Chronic care disease management is an important aspect of primary care medicine. More than half of the American population currently suffers from at least one chronic disease, and four of the five most expensive health conditions are chronic diseases; these include heart disease and cancer. Improving the way physicians and patients manage these diseases is a key goal in the Healthiest Wisconsin 2020 report and nationally in the Healthy People 2020 report.
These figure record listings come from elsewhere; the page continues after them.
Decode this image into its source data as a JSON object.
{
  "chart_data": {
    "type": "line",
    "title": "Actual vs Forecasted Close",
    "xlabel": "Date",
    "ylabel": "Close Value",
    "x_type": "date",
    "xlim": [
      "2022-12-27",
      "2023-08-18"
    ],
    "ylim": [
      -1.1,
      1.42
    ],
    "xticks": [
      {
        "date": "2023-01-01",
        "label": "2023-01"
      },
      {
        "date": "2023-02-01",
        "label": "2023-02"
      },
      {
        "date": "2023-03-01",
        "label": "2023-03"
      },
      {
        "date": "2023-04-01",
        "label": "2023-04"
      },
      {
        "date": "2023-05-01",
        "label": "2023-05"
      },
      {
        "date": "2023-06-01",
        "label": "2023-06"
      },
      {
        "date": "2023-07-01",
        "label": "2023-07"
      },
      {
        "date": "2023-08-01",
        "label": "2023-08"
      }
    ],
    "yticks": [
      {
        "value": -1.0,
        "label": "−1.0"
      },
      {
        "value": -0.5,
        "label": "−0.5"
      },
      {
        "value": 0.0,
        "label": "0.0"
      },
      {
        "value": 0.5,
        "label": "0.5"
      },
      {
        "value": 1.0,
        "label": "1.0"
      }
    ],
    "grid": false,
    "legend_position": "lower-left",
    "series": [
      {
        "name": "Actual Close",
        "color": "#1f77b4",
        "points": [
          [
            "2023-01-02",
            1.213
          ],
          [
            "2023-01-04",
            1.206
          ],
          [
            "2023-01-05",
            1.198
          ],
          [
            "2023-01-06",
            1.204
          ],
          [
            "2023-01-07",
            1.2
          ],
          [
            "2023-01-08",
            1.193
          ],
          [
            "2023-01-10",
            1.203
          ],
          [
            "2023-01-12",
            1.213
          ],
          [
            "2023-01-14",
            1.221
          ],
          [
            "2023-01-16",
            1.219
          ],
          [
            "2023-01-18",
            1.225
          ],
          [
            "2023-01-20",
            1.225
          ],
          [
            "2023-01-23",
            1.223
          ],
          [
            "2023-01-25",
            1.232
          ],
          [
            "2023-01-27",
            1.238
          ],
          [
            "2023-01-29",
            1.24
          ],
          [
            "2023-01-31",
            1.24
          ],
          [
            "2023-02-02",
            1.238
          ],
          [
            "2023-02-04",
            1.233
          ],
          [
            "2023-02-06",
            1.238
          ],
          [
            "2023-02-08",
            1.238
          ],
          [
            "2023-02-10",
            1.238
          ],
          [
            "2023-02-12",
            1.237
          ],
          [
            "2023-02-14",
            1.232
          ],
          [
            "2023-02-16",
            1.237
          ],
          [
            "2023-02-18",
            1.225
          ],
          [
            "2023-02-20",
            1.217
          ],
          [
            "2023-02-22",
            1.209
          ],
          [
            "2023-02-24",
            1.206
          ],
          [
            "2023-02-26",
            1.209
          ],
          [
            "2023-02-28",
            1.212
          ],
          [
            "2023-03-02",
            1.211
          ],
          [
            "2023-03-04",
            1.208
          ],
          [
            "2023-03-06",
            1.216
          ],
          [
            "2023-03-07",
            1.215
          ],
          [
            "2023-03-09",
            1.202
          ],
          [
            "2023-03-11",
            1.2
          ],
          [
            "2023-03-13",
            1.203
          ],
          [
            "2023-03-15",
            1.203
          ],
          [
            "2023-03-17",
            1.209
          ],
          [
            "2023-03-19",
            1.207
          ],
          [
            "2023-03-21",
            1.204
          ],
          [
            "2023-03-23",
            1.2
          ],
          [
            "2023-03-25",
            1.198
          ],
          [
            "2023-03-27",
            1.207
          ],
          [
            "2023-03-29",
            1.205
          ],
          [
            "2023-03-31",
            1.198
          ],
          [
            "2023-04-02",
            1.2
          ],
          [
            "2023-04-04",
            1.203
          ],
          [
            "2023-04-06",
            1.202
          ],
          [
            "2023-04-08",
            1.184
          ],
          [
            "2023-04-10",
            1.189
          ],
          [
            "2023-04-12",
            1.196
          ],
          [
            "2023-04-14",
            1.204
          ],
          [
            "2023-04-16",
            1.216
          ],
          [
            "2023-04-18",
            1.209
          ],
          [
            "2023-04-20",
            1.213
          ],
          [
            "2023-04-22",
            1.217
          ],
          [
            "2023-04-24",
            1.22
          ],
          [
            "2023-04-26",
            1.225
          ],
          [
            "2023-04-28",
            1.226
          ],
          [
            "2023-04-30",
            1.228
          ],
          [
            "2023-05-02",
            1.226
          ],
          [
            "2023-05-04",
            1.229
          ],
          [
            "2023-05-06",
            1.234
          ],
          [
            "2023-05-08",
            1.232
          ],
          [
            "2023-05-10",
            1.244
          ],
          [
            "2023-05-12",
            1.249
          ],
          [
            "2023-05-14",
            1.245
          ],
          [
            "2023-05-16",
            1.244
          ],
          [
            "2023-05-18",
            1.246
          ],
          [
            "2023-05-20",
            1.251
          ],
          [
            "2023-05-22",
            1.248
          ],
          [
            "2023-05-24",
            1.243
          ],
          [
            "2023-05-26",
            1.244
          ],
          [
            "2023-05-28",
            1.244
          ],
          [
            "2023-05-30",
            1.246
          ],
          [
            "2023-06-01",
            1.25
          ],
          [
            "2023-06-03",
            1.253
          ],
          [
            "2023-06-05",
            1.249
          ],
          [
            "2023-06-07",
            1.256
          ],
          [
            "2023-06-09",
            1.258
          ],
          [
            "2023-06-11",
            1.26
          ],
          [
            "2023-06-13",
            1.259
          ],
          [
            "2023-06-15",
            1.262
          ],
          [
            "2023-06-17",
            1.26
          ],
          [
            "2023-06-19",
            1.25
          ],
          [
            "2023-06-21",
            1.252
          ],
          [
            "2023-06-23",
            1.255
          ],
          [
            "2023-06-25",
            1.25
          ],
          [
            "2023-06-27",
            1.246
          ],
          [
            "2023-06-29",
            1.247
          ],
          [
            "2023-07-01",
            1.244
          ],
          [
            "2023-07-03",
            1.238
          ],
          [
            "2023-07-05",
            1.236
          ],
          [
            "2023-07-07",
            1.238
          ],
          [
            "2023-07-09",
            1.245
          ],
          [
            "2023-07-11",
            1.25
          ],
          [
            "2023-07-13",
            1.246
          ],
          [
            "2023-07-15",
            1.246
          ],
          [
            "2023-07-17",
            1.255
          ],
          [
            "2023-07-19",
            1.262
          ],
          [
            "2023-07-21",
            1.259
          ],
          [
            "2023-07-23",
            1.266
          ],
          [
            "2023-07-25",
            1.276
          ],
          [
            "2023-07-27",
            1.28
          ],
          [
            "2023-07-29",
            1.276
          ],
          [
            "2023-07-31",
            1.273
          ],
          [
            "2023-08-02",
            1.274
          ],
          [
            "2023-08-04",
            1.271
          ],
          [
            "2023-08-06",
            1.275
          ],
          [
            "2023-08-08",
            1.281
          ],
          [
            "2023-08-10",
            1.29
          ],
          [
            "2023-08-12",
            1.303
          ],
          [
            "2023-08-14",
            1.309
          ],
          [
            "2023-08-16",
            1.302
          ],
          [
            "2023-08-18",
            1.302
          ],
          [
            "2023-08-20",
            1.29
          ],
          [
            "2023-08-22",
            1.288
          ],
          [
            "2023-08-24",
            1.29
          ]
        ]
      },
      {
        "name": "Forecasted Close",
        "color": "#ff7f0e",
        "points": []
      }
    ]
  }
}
This project will incorporate the principles of the Patient Centered Medical Home (PCMH), as a proven strategy for improving chronic disease care as part of the design of the preceptor education tools.
Over the project period, the program seeks to graduate 20 primary care Master Educators (MCW Primary Care Faculty) who can design preceptor training which includes point of care teaching regarding chronic disease management. Sixty five primary care physician preceptors will be trained through Master Educators’ efforts to more effectively teach first and second year medical students as they see patients in the clinical setting.